Currently, lawmakers can serve up to three two-year terms in the state Assembly and two four-year terms in the state Senate, although those limits can be stretched if someone is elected initially to fill a midterm vacancy. 

The initiative would allow a senator to seek one more term and an Assembly member to run for two more if enough voters in their districts sign petitions backing the extension. 

The number of signatures would have to equal at least 20 percent of the votes cast for that office in the previous general election. 

The measure’s supporters say it would allow a few popular lawmakers to stay in office and provide the Legislature with the experience it often lacks now. 

“What we have in California now is a Legislature of rookies, and rookies don’t do as good a job and experience does matter,” said Karen Caves, a spokeswoman for the initiative’s supporters. 

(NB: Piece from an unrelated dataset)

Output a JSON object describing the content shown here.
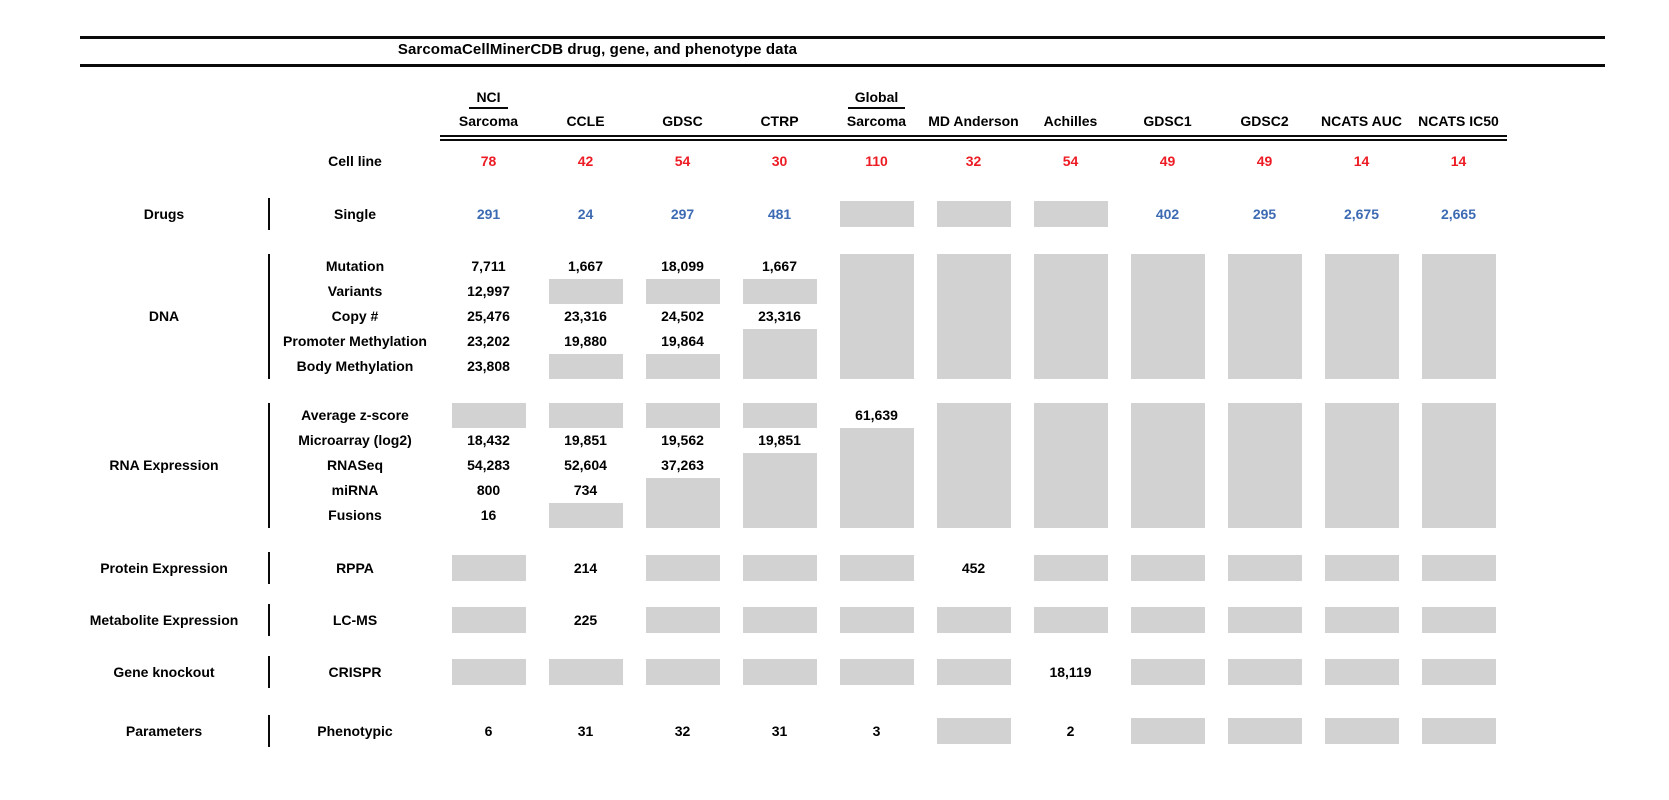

But term-limit supporters say that virtually every lawmaker will be able to gather the required signatures because of their ability to raise money to pay for signature collectors. 

A Field Institute poll released earlier this month found that half of the voters surveyed said they were inclined to support the initiative and 44 percent said they were opposed. 

A vote for the measure could trigger similar efforts in other states, observers say. 

The campaign fight over the proposal could be an expensive one. Supporters have already raised more than $1 million. 

Much of the money has come in five-figure donations from some of the Capitol’s biggest campaign donors, including the cable television industry, liquor interests, card parlors, insurers and groups representing teachers, carpenters, prison guards and attorneys. 

“We have a broad base of support, from firefighters to teachers to the business community to senior and consumer groups,” said Caves. 

Representatives of U.S. Term Limits, a national group opposing the measure, did not immediately return telephone calls from The Associated Press seeking comment.